Des tensions avaient éclaté au lycée avant sa disparition. En décembre, lors d’un entretien avec l’infirmière scolaire, Tyah avait déclaré être victime de harcèlement. Une réunion pédagogique s’est déroulée suite à un différend avec d’autres élèves, au cours de laquelle l’adolescente a fondu en larmes. Le matin du douze janvier, le jour de sa disparition, une dispute a éclaté dans la cour entre Tyah et un groupe d’élèves. Sa sœur évoque également une possible histoire de triangle amoureux.
Le parquet de Bordeaux a ouvert une enquête confiée à l’Office des mineurs. Une autopsie a été réalisée pour déterminer les circonstances exactes du décès. Le rectorat de l’académie a également lancé une enquête administrative dès le début février.
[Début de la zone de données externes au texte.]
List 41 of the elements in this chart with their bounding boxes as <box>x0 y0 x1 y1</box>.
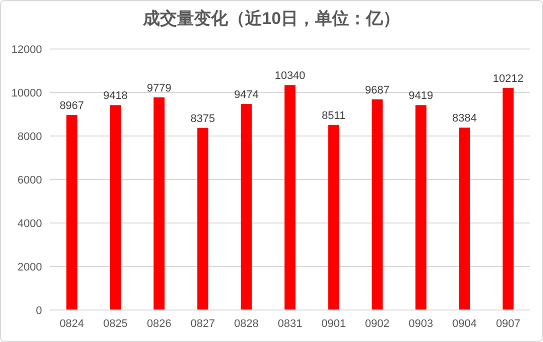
x-tick-label: 0904 <box>452 318 477 330</box>
y-tick-label: 10000 <box>11 88 42 100</box>
data-label: 9474 <box>234 88 259 101</box>
data-label: 8375 <box>190 112 215 125</box>
data-label: 9418 <box>103 90 128 102</box>
x-tick-label: 0901 <box>321 318 346 330</box>
bar <box>415 105 426 310</box>
bar <box>197 128 208 310</box>
chart-title: 成交量变化（近10日，单位：亿） <box>142 9 400 28</box>
data-label: 10212 <box>492 72 524 85</box>
bar <box>459 128 470 310</box>
bar <box>372 99 383 310</box>
data-label: 10340 <box>274 70 306 82</box>
bar <box>240 104 252 310</box>
x-tick-label: 0827 <box>190 318 215 330</box>
x-tick-label: 0903 <box>408 318 434 330</box>
bar <box>502 88 514 310</box>
y-tick-label: 6000 <box>18 174 42 186</box>
bar <box>66 114 78 310</box>
data-label: 8967 <box>60 100 84 112</box>
y-tick-label: 8000 <box>18 131 42 143</box>
data-label: 8384 <box>452 112 477 125</box>
data-label: 9779 <box>146 82 172 94</box>
y-tick-label: 0 <box>36 305 42 317</box>
y-tick-label: 12000 <box>11 44 42 56</box>
x-tick-label: 0826 <box>146 318 172 330</box>
data-label: 8511 <box>322 110 346 122</box>
data-label: 9687 <box>365 84 390 96</box>
x-tick-label: 0825 <box>103 318 128 330</box>
bar <box>284 85 296 310</box>
x-tick-label: 0824 <box>60 318 84 330</box>
data-label: 9419 <box>408 90 434 102</box>
x-tick-label: 0831 <box>278 318 302 330</box>
x-tick-label: 0902 <box>365 318 390 330</box>
bar <box>328 124 340 310</box>
x-tick-label: 0907 <box>496 318 520 330</box>
y-tick-label: 4000 <box>18 218 42 230</box>
bar <box>154 97 165 310</box>
y-tick-label: 2000 <box>18 262 42 274</box>
bar <box>110 105 121 310</box>
x-tick-label: 0828 <box>234 318 259 330</box>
Le lycée Pape-Clément a mis en place une cellule psychologique pour soutenir ses élèves. La mère de Tyah a écrit au recteur pour dénoncer formellement les faits de harcèlement dont aurait pâti sa fille. Les enquêteurs privilégient actuellement la piste du geste de désespoir.
Ce drame intervient quelques jours après un cas similaire en Seine-et-Marne. Une autre adolescente, Camélia, a mis fin à ses jours le treize janvier, dans des circonstances comparables, également victime de harcèlement à l’école. Ces deux décès soulèvent des questions graves sur la protection des jeunes mineurs en milieu scolaire.